福島第一原子力発電所による放射能汚染がどの範囲まで及んで、どの範囲が危険で、どの範囲から安全なのか、誰も明確に答えられない状態です。
政府と東電による速やかな事実の開示がなされなかったため、何が真実か国民が判断できなくなったからです。

放射能の安全地域と言われるところに住んでいても、小さなお子さんがいるご家庭では不安は消えません。
私の仙台市内に住んでいる親戚も、仙台でもとても怖いので、遠くの沖縄に子どもと引っ越したいと言い出しています。

これを他人は大袈裟と言います。
世間的には仙台は安全と言われているからです。
でも本当でしょうか。
分からないのです。

一番かわいそうなことは、子供が心配のあまり引っ越したいと言う人が、世間から非難されることです。
「大袈裟だ」「わがままだ」「いい加減にしろ」・・・と。

でも親の気持ちは「また政府や東電の発表に嘘が有るかもしれない。そうしたら子どもを守れない。世間に何を言われてもこの子を守る。」という決意です。
これを非難することは難しいのです。

事実が分かって、国民全員が納得すれば解決することです。
これらの悲劇が東北だけでなく、関東にまでも及んでいます。
関東圏に住んでいる方も、遠くに避難している方が多数いらっしゃいます。

「いったい、どこまで行ったら安全なのか?」



先日、福島会の五十嵐会長とお話をしているときに聞いた話です。

福島県土地家屋調査士会会員で、放射能からの避難するために他県に登録移転する方が何人か出てきているそうです。

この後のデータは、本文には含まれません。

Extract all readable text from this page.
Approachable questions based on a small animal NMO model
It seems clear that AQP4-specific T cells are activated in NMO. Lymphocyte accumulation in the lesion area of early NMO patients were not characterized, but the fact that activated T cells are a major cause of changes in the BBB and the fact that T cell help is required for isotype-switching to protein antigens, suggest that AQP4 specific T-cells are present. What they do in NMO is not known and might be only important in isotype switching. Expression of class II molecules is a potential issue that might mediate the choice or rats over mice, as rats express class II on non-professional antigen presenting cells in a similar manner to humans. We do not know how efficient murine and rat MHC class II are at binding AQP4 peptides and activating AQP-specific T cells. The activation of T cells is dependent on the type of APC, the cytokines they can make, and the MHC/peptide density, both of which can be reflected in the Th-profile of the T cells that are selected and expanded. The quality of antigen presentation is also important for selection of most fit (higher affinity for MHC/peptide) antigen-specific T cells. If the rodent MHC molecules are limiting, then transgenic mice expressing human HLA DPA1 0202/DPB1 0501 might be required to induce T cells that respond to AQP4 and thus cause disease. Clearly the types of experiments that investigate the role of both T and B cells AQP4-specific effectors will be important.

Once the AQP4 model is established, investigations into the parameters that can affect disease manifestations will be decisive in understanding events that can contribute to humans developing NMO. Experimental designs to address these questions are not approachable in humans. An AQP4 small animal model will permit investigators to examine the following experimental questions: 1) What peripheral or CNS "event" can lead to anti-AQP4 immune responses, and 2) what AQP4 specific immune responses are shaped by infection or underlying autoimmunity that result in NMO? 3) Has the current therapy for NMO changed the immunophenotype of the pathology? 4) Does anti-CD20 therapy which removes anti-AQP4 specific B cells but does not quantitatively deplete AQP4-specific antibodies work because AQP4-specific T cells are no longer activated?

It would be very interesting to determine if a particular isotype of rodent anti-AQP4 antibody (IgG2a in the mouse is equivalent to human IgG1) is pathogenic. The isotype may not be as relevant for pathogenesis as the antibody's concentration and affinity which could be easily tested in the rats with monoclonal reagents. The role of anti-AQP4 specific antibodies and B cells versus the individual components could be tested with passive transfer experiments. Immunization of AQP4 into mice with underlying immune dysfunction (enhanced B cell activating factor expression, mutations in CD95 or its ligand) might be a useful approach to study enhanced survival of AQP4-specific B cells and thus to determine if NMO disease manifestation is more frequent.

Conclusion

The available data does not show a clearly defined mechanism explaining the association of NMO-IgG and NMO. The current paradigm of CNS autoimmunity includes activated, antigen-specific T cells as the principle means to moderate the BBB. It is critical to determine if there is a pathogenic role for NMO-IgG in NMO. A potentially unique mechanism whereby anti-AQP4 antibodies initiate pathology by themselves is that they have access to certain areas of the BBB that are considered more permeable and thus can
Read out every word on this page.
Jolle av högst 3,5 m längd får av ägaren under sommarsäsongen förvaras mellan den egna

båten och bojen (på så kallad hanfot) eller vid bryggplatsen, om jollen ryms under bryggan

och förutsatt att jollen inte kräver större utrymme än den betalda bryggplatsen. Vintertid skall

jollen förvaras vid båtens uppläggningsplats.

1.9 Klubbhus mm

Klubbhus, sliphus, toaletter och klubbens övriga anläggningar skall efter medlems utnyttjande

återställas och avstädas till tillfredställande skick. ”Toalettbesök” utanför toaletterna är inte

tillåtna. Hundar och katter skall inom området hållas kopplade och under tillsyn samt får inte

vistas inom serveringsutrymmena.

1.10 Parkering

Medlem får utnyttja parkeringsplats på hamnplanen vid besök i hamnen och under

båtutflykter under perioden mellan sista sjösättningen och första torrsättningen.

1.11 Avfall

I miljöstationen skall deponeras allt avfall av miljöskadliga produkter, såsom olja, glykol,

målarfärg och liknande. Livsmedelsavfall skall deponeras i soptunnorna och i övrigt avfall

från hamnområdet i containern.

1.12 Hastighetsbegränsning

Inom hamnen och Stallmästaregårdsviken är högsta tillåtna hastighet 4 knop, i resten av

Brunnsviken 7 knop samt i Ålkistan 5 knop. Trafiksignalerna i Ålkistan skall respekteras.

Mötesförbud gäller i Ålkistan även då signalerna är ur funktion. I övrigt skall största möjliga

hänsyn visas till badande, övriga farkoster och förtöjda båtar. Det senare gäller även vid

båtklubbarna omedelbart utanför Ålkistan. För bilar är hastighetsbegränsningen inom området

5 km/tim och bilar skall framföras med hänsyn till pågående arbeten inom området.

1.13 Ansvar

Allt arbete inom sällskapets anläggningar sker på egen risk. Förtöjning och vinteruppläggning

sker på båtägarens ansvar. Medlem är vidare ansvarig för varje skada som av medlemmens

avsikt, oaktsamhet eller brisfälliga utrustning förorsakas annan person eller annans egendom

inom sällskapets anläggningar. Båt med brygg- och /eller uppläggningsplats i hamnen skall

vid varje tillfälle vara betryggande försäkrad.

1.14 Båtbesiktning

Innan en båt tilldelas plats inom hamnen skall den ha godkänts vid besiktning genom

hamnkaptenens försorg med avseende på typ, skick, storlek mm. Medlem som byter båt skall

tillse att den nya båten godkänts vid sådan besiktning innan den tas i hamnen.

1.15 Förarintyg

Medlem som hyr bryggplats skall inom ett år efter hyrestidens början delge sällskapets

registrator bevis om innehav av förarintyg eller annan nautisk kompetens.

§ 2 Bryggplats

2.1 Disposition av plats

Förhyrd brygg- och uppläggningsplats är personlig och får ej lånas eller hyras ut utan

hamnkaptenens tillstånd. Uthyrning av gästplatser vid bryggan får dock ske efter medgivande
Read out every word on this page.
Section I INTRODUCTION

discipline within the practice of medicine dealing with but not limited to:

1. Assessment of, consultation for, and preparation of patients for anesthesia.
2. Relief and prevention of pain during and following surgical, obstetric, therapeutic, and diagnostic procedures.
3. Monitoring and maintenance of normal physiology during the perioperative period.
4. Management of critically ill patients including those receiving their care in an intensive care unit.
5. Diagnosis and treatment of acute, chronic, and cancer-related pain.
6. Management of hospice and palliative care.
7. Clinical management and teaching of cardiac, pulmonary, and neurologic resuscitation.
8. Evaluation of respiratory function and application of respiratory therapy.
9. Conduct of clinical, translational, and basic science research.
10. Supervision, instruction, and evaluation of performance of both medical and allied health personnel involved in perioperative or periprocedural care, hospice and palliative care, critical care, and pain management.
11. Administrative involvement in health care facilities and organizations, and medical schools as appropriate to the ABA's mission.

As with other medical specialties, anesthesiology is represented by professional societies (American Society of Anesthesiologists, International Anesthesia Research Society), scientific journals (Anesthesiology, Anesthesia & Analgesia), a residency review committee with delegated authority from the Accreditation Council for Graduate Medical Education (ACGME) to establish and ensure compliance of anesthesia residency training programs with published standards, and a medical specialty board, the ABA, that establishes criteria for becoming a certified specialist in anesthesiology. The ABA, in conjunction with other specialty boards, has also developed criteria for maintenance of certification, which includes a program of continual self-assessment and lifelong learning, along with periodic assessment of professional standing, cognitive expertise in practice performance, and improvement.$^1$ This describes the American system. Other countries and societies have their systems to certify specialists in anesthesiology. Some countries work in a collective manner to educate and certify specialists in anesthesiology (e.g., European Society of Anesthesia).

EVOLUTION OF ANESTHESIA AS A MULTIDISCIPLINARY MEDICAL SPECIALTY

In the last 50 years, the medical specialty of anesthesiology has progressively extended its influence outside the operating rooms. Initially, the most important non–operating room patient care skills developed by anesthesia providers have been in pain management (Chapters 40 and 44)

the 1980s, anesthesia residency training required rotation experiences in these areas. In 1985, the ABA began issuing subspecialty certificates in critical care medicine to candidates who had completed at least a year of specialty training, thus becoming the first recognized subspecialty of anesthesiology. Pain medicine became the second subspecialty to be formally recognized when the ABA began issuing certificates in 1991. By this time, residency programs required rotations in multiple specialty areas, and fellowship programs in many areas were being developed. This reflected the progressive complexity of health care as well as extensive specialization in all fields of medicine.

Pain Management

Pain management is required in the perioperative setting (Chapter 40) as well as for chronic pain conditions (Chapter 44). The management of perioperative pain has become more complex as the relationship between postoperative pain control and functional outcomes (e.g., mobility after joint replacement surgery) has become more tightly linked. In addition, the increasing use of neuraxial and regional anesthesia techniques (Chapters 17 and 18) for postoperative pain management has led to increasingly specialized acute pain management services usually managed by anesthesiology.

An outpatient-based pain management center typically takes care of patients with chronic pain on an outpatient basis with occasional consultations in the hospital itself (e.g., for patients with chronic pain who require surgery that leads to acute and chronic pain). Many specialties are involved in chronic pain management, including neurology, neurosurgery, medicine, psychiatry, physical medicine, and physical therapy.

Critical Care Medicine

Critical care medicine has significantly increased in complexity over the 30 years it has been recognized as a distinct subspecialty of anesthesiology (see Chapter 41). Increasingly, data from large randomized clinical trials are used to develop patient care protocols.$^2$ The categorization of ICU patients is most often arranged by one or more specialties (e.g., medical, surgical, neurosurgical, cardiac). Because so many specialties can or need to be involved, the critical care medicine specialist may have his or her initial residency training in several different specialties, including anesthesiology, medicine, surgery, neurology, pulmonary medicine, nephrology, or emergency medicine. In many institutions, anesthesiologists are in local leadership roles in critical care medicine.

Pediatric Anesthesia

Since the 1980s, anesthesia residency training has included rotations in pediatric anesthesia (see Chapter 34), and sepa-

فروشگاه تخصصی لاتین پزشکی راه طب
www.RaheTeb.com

今までは一時的避難だったところ、やはり長期戦を考えて他県で土地家屋調査士業をされる覚悟を決めた方もいます。
また別に、しばらくは家族を他県に住まわせ、自分だけ福島で逆単身赴任として、仕事をしていた人もいます。

とてもとても気の毒なお話しです。

私たちの仕事はやはり地域密着の仕事ですから、どんなに仕事のスキルが高い人でも、他所に行ったら仕事は難しいでしょう。
そんなことは誰でも分かっているから、だからこそ悩んで頑張っていたのでしょう。

しかし、放射能がいつ落ちついて、いつ故郷に帰ることができるか。
先行きが分からず、家族との二重生活もいつまでも続けることができません。
ついに、事務所の移転を決意したそうです。

当事者は大変な決断だったと思います。

今回の避難のための事務所移転する方々は、ほとんどの方が何も縁故が無い地域への移転だそうです。その中には福島県土地家屋調査士会の理事さんも含まれているそうです。

新しい土地で定着して、仕事も順調に行き、その地が新しい故郷になることを、心からお祈りしたいと思いますし、私たちの全国の人脈が何らかのお手伝いができないか、皆で考えてみたいと思っています。